I've also seen a video by a commentator where he was questioning a deal bush signed with the communication corporations of the U.S. In it he pretty much offers to subsidize(no tax) them in exchange for them cooperating with the government to spy on the average person. These companies would then log everything you browse, type, talk, etc. And keep it accessible for the government to keep tabs on you.

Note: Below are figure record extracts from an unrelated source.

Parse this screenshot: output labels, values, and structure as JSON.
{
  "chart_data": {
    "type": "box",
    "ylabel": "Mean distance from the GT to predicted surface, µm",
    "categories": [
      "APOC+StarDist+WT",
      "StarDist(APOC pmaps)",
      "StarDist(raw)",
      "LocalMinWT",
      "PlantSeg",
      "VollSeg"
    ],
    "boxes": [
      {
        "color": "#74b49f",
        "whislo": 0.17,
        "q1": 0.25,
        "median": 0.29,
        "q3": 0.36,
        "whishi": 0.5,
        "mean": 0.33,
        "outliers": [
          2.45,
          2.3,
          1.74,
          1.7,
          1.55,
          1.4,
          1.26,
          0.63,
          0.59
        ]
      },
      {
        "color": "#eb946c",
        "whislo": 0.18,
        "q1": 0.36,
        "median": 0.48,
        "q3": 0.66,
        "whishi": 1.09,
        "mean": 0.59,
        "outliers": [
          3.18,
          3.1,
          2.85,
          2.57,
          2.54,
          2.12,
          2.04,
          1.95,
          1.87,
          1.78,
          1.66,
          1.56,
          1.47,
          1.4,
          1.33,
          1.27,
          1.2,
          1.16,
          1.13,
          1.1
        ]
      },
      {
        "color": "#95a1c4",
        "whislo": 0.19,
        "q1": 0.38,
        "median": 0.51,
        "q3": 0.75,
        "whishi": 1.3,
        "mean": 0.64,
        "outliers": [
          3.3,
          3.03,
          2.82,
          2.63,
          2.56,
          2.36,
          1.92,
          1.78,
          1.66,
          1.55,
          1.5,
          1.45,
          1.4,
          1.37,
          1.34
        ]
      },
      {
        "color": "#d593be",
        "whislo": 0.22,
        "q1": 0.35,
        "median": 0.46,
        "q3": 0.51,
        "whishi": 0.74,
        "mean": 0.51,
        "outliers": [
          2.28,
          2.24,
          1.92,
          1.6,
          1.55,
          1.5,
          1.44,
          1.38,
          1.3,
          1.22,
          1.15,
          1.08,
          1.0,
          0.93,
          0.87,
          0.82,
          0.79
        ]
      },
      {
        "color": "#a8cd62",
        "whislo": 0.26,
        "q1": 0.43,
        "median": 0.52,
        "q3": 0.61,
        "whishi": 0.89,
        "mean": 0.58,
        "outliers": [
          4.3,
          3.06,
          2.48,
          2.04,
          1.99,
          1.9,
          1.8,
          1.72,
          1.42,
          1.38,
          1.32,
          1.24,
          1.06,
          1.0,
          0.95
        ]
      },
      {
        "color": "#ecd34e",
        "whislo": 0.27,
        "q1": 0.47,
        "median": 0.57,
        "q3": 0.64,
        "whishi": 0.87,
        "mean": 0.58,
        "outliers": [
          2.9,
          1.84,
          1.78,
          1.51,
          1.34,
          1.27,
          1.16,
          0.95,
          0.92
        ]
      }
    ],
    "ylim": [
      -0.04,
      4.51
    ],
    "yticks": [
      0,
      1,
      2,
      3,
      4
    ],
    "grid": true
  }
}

A very Unamerican act. the truth is the republic that was is dead, and people need to educate themselves in the matter quick or this fascism won't stop.

cheers.

subsidy - sub·si·dy /ˈsʌbsɪdi/ Pronunciation Key - Show Spelled Pronunciation[suhb-si-dee] Pronunciation Key - Show IPA Pronunciation
–noun, plural -dies.
1. a direct pecuniary aid furnished by a government to a private industrial undertaking, a charity organization, or the like.
2. a sum paid, often in accordance with a treaty, by one government to another to secure some service in return.
3. a grant or contribution of money.
4. money formerly granted by the English Parliament to the crown for special needs. :shock:

Gmanfromthechi
02-12-2008, 03:24 PM
These are signs of the end of days as we know them, and simply the implementation of a control-grid-society. Listen to the expert speak about these issues here: (free stream) http://www.nfowars.net:443/stream1.pls


Took the words right out of my mouth. Scary is an understatement.